Bildungseinrichtungen und Gemeinden

  • Immer weniger Menschen wissen über seltene Arten Bescheid, gleichzeitig fehlen Daten für die Verbreitung vieler Arten in der Steiermark. Das Institut für Biologie der Universität Graz will mit der Nutzung der Plattform "iNaturalist" beide Probleme mit einem Schlag lösen: Studierende und Mitarbeiter des Instituts haben rund 110.000 Datensätze mit Fotos oder Tonaufnahmen online hochgeladen, die weltweit frei zugänglich sind. Das Projekt hilft Interessierten, sich selbstständig über alle möglichen Tier- und Pflanzenarten zu informieren. Dadurch wird der Artenkenner-Nachwuchs gesichert. "Ohne Wissen ist Naturschutz nicht möglich!"

  • Als die ÖBB in den 1990er-Jahren zwischen den Leobener Ortsteilen Donawitz und Hinterberg einen Bahntunnel baute, wurde die Route um den Leobener Häuslberg zur Umfahrungsstrecke. Seit 2010 steht sie völlig still. Darüber freuen sich seither zahlreiche Eidechsen, Schlingnattern und andere Reptilien, die sich in der verlassenen Bahntrasse angesiedelt haben. Die Reptilien-Trasse der Stadtgemeinde Leoben erhält diesen Lebensraum und errichtete zusätzlich Trockensteinmauern, Wildbienenbrutbeete und Asthaufen, um Reptilien und Insekten auch im Winter ein sicheres Zuhause zu bieten.
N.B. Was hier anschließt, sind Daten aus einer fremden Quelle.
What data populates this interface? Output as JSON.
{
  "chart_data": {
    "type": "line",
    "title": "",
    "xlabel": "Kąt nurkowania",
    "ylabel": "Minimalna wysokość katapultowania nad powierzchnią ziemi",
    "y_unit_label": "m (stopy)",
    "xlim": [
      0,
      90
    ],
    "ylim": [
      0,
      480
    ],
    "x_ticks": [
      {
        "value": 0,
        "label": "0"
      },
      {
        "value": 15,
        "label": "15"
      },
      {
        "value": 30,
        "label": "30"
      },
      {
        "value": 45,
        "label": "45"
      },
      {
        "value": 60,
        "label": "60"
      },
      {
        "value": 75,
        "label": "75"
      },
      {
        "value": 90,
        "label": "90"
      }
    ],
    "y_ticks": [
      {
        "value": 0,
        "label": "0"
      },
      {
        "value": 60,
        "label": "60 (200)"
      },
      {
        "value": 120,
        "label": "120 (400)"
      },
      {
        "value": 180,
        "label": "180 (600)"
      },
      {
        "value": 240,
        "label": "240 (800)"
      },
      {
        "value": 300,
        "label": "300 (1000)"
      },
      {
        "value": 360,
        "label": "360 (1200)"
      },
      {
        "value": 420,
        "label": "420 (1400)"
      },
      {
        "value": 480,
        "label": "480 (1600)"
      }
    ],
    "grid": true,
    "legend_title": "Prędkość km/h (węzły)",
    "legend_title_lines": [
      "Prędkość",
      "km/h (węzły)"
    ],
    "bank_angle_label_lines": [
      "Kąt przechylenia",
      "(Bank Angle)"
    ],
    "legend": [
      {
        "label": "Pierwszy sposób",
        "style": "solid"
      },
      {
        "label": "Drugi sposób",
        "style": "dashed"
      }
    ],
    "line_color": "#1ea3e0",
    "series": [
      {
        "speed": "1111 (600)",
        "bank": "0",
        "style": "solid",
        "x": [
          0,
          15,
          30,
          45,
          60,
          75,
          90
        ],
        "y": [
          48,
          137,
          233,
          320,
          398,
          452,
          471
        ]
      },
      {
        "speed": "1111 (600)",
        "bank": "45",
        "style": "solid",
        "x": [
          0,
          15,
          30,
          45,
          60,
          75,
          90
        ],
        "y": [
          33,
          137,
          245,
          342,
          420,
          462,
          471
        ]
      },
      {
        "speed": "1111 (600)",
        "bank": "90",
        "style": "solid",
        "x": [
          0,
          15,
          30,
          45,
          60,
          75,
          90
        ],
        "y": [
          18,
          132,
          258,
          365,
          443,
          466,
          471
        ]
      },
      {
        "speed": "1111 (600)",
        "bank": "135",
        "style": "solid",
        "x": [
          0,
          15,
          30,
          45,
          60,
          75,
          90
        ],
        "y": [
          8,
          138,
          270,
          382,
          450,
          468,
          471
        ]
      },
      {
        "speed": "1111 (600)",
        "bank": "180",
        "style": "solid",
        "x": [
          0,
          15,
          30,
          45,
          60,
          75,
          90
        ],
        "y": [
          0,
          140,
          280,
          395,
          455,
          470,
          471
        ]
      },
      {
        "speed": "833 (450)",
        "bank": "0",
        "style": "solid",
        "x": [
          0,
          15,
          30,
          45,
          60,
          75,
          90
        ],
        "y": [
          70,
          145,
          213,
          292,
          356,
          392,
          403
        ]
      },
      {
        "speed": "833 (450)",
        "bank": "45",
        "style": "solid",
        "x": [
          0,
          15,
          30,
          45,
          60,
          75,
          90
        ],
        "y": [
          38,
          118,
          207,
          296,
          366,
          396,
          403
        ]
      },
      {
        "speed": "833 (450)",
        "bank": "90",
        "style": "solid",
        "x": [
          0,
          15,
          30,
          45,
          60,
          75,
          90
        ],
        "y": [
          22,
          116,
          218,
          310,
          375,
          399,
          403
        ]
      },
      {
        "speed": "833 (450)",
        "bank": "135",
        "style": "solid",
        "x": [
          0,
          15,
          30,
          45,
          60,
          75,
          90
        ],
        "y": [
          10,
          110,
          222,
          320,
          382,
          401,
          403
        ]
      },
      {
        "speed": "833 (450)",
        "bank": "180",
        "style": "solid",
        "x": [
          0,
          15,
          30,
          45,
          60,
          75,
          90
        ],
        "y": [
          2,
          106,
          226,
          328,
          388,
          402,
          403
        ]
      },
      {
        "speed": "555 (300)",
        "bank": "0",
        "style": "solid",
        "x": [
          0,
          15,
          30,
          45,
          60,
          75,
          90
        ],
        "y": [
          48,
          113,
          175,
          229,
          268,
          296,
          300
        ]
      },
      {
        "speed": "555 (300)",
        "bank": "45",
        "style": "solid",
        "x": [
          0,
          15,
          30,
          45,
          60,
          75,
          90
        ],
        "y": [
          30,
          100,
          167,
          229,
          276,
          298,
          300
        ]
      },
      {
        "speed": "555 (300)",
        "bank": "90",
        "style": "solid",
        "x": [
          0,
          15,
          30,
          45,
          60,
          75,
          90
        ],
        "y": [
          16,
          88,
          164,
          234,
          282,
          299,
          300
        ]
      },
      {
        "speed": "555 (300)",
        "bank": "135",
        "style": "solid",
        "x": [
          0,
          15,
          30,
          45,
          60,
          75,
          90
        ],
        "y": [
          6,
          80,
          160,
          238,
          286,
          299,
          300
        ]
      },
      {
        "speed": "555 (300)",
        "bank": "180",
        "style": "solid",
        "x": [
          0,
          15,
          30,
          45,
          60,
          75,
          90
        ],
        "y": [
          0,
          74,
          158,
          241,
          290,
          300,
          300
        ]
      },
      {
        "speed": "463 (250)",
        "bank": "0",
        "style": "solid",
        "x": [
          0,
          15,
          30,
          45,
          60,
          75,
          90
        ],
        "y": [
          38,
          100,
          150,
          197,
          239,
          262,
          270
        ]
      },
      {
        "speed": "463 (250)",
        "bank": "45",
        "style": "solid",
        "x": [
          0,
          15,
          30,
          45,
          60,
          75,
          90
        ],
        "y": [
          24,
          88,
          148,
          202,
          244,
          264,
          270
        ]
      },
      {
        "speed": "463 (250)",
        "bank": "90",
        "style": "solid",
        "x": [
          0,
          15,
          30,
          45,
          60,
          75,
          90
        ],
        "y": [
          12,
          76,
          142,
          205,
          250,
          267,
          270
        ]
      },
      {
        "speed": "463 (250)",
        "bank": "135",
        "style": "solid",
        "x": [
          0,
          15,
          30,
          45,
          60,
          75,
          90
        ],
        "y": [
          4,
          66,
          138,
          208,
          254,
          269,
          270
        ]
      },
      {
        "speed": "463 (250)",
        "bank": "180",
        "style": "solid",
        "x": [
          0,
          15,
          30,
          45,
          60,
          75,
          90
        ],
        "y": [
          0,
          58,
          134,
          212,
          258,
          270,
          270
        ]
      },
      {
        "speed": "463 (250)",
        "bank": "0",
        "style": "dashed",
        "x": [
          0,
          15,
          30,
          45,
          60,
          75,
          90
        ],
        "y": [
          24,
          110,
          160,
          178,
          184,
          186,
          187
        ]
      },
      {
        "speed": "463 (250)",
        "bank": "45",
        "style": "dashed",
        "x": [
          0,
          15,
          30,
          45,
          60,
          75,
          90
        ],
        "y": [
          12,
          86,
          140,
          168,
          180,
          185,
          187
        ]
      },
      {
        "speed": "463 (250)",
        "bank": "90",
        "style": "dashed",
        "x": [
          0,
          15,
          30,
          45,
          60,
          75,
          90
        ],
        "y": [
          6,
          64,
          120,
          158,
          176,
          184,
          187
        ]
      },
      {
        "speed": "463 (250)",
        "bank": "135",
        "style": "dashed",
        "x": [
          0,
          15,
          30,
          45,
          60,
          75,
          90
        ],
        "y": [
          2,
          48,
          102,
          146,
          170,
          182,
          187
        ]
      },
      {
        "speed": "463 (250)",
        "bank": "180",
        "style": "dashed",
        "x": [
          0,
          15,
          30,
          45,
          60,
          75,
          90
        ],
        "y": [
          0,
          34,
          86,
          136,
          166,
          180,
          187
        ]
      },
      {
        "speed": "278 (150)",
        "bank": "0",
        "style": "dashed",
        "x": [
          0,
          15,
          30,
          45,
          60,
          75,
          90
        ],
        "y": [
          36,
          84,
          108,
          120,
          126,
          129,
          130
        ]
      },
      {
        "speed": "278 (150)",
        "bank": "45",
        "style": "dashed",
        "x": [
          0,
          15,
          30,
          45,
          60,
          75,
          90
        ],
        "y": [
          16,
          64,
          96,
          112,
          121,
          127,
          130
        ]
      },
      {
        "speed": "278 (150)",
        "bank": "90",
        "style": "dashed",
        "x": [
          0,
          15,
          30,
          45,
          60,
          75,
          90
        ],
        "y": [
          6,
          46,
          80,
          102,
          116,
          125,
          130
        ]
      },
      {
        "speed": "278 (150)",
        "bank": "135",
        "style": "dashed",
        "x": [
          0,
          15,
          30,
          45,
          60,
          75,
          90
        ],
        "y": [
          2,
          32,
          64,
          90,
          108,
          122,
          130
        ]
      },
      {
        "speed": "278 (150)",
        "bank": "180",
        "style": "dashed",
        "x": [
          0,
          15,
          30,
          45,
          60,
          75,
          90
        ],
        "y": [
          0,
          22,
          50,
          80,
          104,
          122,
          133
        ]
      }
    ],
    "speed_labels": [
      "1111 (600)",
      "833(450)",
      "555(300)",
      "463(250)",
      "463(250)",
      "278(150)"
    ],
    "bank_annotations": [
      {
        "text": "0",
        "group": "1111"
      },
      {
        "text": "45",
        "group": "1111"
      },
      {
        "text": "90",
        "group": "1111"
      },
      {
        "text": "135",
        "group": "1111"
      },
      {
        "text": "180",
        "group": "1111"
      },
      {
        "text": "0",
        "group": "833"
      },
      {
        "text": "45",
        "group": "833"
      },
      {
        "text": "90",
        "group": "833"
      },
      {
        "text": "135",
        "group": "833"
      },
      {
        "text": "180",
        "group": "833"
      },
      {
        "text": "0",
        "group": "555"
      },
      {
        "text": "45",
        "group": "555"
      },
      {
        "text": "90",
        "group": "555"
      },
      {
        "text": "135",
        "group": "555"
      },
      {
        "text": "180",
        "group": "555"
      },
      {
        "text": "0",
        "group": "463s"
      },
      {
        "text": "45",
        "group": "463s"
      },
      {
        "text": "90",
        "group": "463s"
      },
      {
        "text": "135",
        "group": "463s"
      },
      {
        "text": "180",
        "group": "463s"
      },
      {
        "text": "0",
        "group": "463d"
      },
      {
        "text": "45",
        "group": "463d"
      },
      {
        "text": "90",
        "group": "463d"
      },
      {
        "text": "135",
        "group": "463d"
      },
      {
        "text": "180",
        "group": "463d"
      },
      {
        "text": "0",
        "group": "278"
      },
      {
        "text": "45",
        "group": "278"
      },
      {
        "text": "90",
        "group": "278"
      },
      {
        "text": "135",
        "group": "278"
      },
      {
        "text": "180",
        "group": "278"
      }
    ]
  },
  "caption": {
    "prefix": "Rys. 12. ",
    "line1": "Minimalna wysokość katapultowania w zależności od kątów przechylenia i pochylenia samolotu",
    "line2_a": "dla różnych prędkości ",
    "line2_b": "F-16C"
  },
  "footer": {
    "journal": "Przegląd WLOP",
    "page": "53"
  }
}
  • Wenn in der unmittelbaren Umgebung Rohstoffe abgebaut werden und intensiv Landwirtschaft betrieben wird, ist der Umweltschutz umso wichtiger, aber auch schwieriger. In der Gemeinde Weißkirchen wurde mit dem "Räumlichen Leitbild – Sachbereichskonzept zur Freiraumgestaltung KG Maria Buch" genau dieser Konflikt gelöst. Drei Kugelahorne, 43 Ulmen und 200 Wildgehölze wurden gepflanzt. Zudem wurde an den Rändern der Schottergruben und Straßen Platz für gemischte Vegetation geschaffen. Das flussnahe Ökosystem, das voller pflanzlichen und tierischen Leben steckt, wird so aufrechterhalten.

  • Wie geht es unseren Tieren und Pflanzen im Klimawandel? Diese Frage stellt die Gemeinde Sölk in einer neuen Ausstellung im Schloss Großsölk. Unter dem Titel "Früher war alles später" zeigt die Ausstellung die Auswirkungen des Klimawandels auf die heimische Vegetation. Im zweiten Teil, "Anpassen, Auswandern oder Aussterben" werden die Folgen der Erwärmung für die Tierwelt untersucht. Schaffen Birkhuhn und Co. die Anpassung an den Klimawandel? Die Besucherinnen und Besucher können ihr Wissen am Ende mit einem Quiz unter Beweis stellen. Mit Experimentierstationen bietet die Ausstellung auch einiges "zum Angreifen".